[The following is a reader review by Michael, used with permission. Want to submit your own review for a game we haven't covered? Use our submission form!]
TIS-100 is an indie puzzle game from Zachtronics, the developer of Infinifactory, Ironclad Tactics and SpaceChem. You're given a literal manual for the titular computer, a "massively parallel computer architecture comprised of non-uniformly interconnected heterogeneous nodes", and tasked with using the information gleaned from that manual to not only properly code and complete puzzles as efficiently as possible, all under a very serious guise of realism, but also potentially discovering who really built the machine, and why. Anyone who played SpaceChem will notice similarities between that game and this latest effort, as they follow the same spirit of game design. If you enjoyed SpaceChem for its brain-bendingly difficult puzzles built on abstract thinking and planning, it's likely (with one caveat) that you'll appreciate TIS-100 for the same reasons. Both games center on analyzing a problem, conceptualizing and constructing a system to transform some given inputs into a desired output, then pressing "run" and standing back to watch your system either fulfill your desires perfectly or go completely awry. Sometimes it takes several complete restarts to find the solution, but the feeling of accomplishment when you finally achieve that output can be extremely rewarding. The player must program each node individually so that they cooperate to do tasks like multiply numbers or detect maximums within a sequence. The game manual is completely in-character: a PDF of a well-used copy of the strange computer's printed instruction manual, which offers very little hand-holding for the uninitiated, instead getting right down to business describing operating parameters and detailing the game's instruction set.
The caveat is that TIS-100, more than most games, has a pretty high bar to entry: this is a game for experienced programmers. SpaceChem was graphically rich and centered around a molecular-assembly conceit; the way the chemicals travelled around the screen was reminiscent of a factory full of conveyor belts, and successful jockeying of the atoms rewarded the player with stylized images of uranium, oxygen or hydrogen bound together into completed molecules. TIS-100, too, involves orchestrating the repetitive, synchronized shuffling of items between stations, but it throws away the graphics of its predecessor in favor of an old-school computer aesthetic. The entire game is drawn in ASCII line-art representing tessellated nodes in a mysterious computer, and the items being passed around between the nodes are just integers.

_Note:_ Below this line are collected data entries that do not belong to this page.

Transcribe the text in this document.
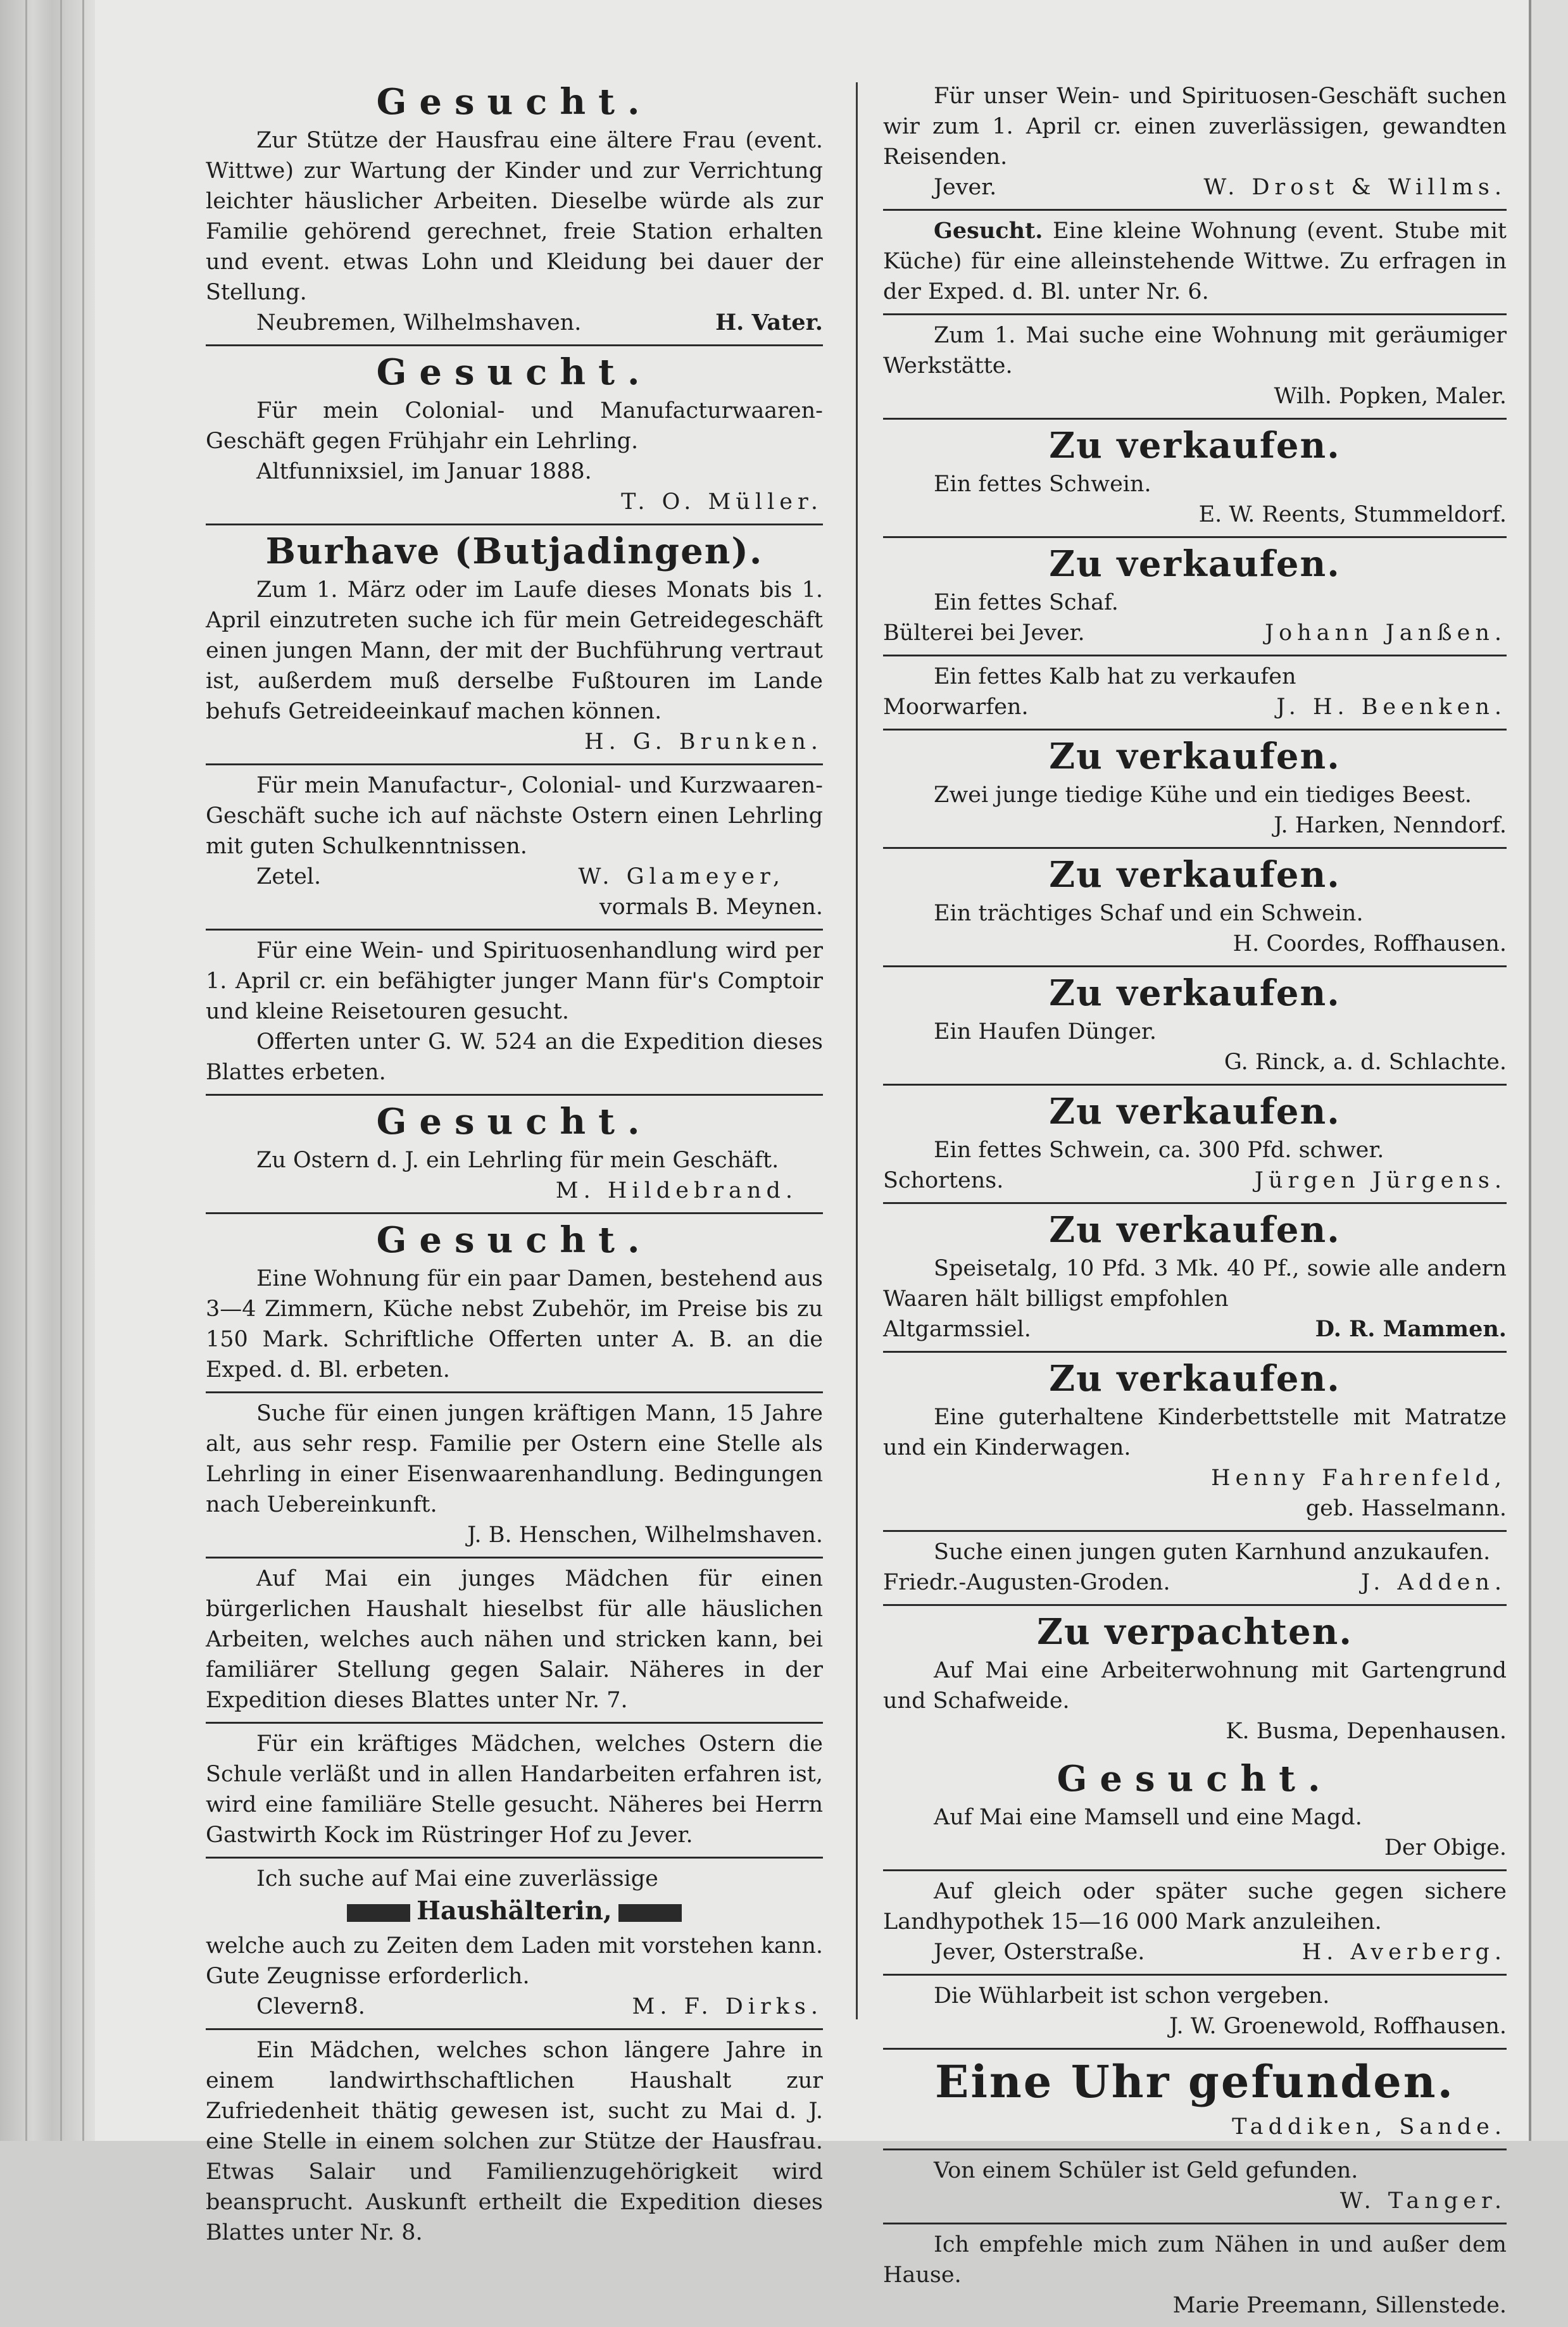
Gesucht.

Zur Stütze der Hausfrau eine ältere Frau (event. Wittwe) zur Wartung der Kinder und zur Verrichtung leichter häuslicher Arbeiten. Dieselbe würde als zur Familie gehörend gerechnet, freie Station erhalten und event. etwas Lohn und Kleidung bei dauer der Stellung.

Neubremen, Wilhelmshaven.	H. Vater.
Gesucht.

Für mein Colonial- und Manufacturwaaren-Geschäft gegen Frühjahr ein Lehrling.

Altfunnixsiel, im Januar 1888.

T. O. Müller.
Burhave (Butjadingen).

Zum 1. März oder im Laufe dieses Monats bis 1. April einzutreten suche ich für mein Getreidegeschäft einen jungen Mann, der mit der Buchführung vertraut ist, außerdem muß derselbe Fußtouren im Lande behufs Getreideeinkauf machen können.

H. G. Brunken.

Für mein Manufactur-, Colonial- und Kurzwaaren-Geschäft suche ich auf nächste Ostern einen Lehrling mit guten Schulkenntnissen.

Zetel.	W. Glameyer,
vormals B. Meynen.

Für eine Wein- und Spirituosenhandlung wird per 1. April cr. ein befähigter junger Mann für's Comptoir und kleine Reisetouren gesucht.

Offerten unter G. W. 524 an die Expedition dieses Blattes erbeten.

Gesucht.

Zu Ostern d. J. ein Lehrling für mein Geschäft.

M. Hildebrand.
Gesucht.

Eine Wohnung für ein paar Damen, bestehend aus 3—4 Zimmern, Küche nebst Zubehör, im Preise bis zu 150 Mark. Schriftliche Offerten unter A. B. an die Exped. d. Bl. erbeten.

Suche für einen jungen kräftigen Mann, 15 Jahre alt, aus sehr resp. Familie per Ostern eine Stelle als Lehrling in einer Eisenwaarenhandlung. Bedingungen nach Uebereinkunft.

J. B. Henschen, Wilhelmshaven.

Auf Mai ein junges Mädchen für einen bürgerlichen Haushalt hieselbst für alle häuslichen Arbeiten, welches auch nähen und stricken kann, bei familiärer Stellung gegen Salair. Näheres in der Expedition dieses Blattes unter Nr. 7.

Für ein kräftiges Mädchen, welches Ostern die Schule verläßt und in allen Handarbeiten erfahren ist, wird eine familiäre Stelle gesucht. Näheres bei Herrn Gastwirth Kock im Rüstringer Hof zu Jever.

Ich suche auf Mai eine zuverlässige

Haushälterin,

welche auch zu Zeiten dem Laden mit vorstehen kann. Gute Zeugnisse erforderlich.

Clevern8.	M. F. Dirks.

Ein Mädchen, welches schon längere Jahre in einem landwirthschaftlichen Haushalt zur Zufriedenheit thätig gewesen ist, sucht zu Mai d. J. eine Stelle in einem solchen zur Stütze der Hausfrau. Etwas Salair und Familienzugehörigkeit wird beansprucht. Auskunft ertheilt die Expedition dieses Blattes unter Nr. 8.

Für unser Wein- und Spirituosen-Geschäft suchen wir zum 1. April cr. einen zuverlässigen, gewandten Reisenden.

Jever.	W. Drost & Willms.

Gesucht. Eine kleine Wohnung (event. Stube mit Küche) für eine alleinstehende Wittwe. Zu erfragen in der Exped. d. Bl. unter Nr. 6.

Zum 1. Mai suche eine Wohnung mit geräumiger Werkstätte.

Wilh. Popken, Maler.
Zu verkaufen.

Ein fettes Schwein.

E. W. Reents, Stummeldorf.
Zu verkaufen.

Ein fettes Schaf.

Bülterei bei Jever.	Johann Janßen.

Ein fettes Kalb hat zu verkaufen

Moorwarfen.	J. H. Beenken.
Zu verkaufen.

Zwei junge tiedige Kühe und ein tiediges Beest.

J. Harken, Nenndorf.
Zu verkaufen.

Ein trächtiges Schaf und ein Schwein.

H. Coordes, Roffhausen.
Zu verkaufen.

Ein Haufen Dünger.

G. Rinck, a. d. Schlachte.
Zu verkaufen.

Ein fettes Schwein, ca. 300 Pfd. schwer.

Schortens.	Jürgen Jürgens.
Zu verkaufen.

Speisetalg, 10 Pfd. 3 Mk. 40 Pf., sowie alle andern Waaren hält billigst empfohlen

Altgarmssiel.	D. R. Mammen.
Zu verkaufen.

Eine guterhaltene Kinderbettstelle mit Matratze und ein Kinderwagen.

Henny Fahrenfeld,
geb. Hasselmann.

Suche einen jungen guten Karnhund anzukaufen.

Friedr.-Augusten-Groden.	J. Adden.
Zu verpachten.

Auf Mai eine Arbeiterwohnung mit Gartengrund und Schafweide.

K. Busma, Depenhausen.
Gesucht.

Auf Mai eine Mamsell und eine Magd.

Der Obige.

Auf gleich oder später suche gegen sichere Landhypothek 15—16 000 Mark anzuleihen.

Jever, Osterstraße.	H. Averberg.

Die Wühlarbeit ist schon vergeben.

J. W. Groenewold, Roffhausen.
Eine Uhr gefunden.
Taddiken, Sande.

Von einem Schüler ist Geld gefunden.

W. Tanger.

Ich empfehle mich zum Nähen in und außer dem Hause.

Marie Preemann, Sillenstede.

The puzzle solving is achieved by typing a kind of assembly language into each of the individual nodes, in stark black and white with an appropriately monospace font. Instead of coaxing sprites to move around on the screen, the programmer of the TIS-100 must visualize pointers jumping between instructions and numbers flowing in and out of registers. Completing a puzzle (a specification) means matching a set of inputs to the right outputs, and rewards the player by marking that specification "nominal" and ranking the solution among those of other players in terms of instructions, nodes and execution cycles used. I usually found myself revisiting a solution to see if I could tighten it up, using fewer jumps or shaving off a couple of cycles. If that kind of thing appeals to you, you'll be right at home here. The programming is very low-level. If you're a user of modern-day programming languages with names evocative of coffee or jewelry, you might--like I did--find this language frustratingly limited. But you'll probably enjoy the stretching sensations those limitations cause in your brain...especially during the moments when you finally see your program shuffle all its registers in complete synchronicity and reward you with success.
TIS-100 also features a sandbox mode, and a gradually unfolding storyline involving messages left by a dead uncle detailing his love of technology, and his musings on the mysterious (and possibly top-secret?) origins of the computer he discovered. And, in keeping with its pedigree as a true programmer's game, it also comes with a level editor of sorts: the "specification editor", which delegates to the external text editor of your choice to let you create your own puzzles, if you are so inclined and have a working knowledge of Lua. If you have an aversion to memorizing keywords and typing cryptic instructions into a computer in order to make it perform operations, or if you prefer your games full of action and color, this may not be the game for you. But if you programmed a computer in the 1980s (back when the pixels were chunky and the programming was BASIC), or if a white cursor blinking attentively on a black screen fills you with feelings of exciting possibility, you should definitely give TIS-100 a try.